“That conclusion is rather fine,” observed Cyril. “I always knew that the O’Malachy was about as picturesque an old villain as remains unhung in these degenerate days; but I did not know he was quite capable of these heroics.”
“Perhaps a telegram which I received before you came in may throw some light upon the matter,” said the King. “It is from our Minister at Pavelsburg, telling me that this very paper had been warned by the censor, at his request, for publishing unauthorised news. He added that the news related to the King of Thracia.”
“Only warned? not suspended?” said Cyril. “That shows they were not sorry to have it believed, then. Well, I fear we can do nothing to bring Scythia to a sense of the error of her ways; but I think I can put a spoke in Dickinson’s wheel.”
“I am about to indite a formal complaint to the British Government,” said the King. “It is intolerable that a newspaper should be allowed to libel the sovereign of a neighbouring country in this way, especially when it is remembered that he is on the point of connecting himself with my family.”
“I’m afraid that will scarcely do,” said Cyril. “You see, for one thing, Caerleon isn’t exactly the sovereign of a neighbouring country—at least, no one seems quite to know whether he is a sovereign at all, or not.”

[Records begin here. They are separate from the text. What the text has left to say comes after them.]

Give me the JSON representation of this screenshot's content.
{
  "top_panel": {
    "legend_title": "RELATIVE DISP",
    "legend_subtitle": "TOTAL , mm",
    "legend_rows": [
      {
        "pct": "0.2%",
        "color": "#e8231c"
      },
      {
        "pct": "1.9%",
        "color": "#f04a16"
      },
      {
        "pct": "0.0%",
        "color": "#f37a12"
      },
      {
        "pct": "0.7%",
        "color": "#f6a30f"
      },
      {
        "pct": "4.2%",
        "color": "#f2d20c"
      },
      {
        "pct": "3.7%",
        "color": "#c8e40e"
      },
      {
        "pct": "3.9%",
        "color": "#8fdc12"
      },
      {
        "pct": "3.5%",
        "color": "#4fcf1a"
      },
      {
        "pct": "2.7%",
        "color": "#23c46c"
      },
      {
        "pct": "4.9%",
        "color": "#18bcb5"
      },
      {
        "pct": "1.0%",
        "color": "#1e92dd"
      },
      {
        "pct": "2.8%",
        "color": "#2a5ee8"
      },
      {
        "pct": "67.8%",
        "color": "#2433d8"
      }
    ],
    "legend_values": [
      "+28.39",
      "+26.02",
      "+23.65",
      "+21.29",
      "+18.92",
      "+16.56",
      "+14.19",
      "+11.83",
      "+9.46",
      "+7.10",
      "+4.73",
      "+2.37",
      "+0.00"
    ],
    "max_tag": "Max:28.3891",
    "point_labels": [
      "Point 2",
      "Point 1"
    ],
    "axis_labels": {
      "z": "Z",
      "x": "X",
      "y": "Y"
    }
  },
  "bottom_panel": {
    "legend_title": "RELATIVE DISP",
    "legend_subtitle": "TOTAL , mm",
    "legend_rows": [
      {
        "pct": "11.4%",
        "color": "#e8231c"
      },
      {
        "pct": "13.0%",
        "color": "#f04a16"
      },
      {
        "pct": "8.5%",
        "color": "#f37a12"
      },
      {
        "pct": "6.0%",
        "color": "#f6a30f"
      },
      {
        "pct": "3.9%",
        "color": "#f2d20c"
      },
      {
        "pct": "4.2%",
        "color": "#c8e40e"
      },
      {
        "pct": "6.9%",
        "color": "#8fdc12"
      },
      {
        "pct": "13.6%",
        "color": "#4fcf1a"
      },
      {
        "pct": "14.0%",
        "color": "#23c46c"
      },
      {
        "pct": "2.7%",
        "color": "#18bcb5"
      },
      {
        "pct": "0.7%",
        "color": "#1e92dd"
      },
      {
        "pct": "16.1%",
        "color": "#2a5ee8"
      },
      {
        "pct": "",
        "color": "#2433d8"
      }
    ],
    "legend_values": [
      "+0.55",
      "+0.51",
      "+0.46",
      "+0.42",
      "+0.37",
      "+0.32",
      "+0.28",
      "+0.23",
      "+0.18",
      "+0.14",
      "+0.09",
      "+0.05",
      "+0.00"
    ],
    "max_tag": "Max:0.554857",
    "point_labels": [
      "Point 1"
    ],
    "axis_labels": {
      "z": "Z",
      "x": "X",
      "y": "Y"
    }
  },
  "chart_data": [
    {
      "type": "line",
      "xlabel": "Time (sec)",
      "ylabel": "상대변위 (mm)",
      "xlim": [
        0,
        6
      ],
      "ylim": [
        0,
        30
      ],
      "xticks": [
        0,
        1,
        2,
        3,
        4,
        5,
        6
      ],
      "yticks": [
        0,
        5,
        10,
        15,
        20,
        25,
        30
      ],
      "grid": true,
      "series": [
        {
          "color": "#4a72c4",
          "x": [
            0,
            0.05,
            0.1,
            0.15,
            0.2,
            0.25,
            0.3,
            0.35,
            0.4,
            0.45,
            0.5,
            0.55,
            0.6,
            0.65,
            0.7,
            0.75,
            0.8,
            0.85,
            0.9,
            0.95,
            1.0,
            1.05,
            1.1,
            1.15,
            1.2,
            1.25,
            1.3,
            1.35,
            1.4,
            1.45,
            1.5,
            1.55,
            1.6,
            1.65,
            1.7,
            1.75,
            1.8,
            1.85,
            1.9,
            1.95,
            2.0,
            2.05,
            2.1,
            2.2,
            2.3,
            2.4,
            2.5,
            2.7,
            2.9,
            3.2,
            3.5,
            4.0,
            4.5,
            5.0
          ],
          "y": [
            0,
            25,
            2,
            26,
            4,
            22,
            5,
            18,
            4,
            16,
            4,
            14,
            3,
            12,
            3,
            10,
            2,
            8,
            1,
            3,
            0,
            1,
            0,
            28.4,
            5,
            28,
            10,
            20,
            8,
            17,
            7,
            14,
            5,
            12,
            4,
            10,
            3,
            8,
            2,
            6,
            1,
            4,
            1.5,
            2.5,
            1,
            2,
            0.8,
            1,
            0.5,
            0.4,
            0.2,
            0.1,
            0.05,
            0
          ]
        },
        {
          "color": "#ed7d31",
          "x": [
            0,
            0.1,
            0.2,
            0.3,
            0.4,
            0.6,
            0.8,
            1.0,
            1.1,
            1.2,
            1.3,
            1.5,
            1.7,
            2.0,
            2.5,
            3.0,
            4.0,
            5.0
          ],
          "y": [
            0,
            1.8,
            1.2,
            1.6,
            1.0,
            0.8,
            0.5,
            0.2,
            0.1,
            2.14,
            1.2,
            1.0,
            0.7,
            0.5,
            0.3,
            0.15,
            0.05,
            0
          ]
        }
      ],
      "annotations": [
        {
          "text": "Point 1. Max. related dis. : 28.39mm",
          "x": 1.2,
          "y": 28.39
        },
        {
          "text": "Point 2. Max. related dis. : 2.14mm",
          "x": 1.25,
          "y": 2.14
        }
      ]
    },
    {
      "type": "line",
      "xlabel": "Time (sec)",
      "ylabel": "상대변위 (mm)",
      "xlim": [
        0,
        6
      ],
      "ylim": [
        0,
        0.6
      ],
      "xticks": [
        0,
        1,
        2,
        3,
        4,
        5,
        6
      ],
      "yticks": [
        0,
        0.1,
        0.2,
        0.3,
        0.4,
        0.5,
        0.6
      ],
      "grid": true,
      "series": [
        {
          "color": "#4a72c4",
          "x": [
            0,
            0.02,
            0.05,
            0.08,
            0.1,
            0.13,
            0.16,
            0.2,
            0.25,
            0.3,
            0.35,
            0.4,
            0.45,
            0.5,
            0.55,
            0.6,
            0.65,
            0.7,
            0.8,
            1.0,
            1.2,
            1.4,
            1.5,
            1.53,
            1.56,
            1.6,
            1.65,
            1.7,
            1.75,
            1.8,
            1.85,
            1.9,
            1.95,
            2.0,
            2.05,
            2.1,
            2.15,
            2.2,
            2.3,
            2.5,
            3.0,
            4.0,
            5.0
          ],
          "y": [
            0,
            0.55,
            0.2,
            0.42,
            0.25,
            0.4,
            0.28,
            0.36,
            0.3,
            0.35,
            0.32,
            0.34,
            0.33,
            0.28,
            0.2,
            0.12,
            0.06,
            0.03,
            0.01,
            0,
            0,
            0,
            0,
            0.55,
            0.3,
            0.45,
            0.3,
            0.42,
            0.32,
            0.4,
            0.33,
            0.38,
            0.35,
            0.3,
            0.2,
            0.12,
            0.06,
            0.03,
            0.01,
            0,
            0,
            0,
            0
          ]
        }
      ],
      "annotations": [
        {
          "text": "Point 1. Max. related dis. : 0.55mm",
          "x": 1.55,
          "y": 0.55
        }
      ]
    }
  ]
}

“But that will be satisfactorily settled before long,” said the King.
“If Pannonia supports us at Czarigrad in pressing anew for our recognition from Roum it will be, but not otherwise,” said Cyril, shortly. “But this uncertainty disposes of any idea of appealing to the British Government. What we have to do is to work upon Dickinson in a way he can understand.”
“And what is that?” asked King Johann.
“I know a man on the staff of the ‘Universe,’” answered Cyril, “and it will give him and his chief the purest pleasure to make Dickinson take a back seat over this business. I shall simply send him one little fact, and he will work it up with a few flourishes about Dickinson’s abnormal faculty for discovering mares’ nests, and a passing remark or two on the subject of his descent from the man who hated Aristides.”
“But what is the fact?” asked the King, eagerly.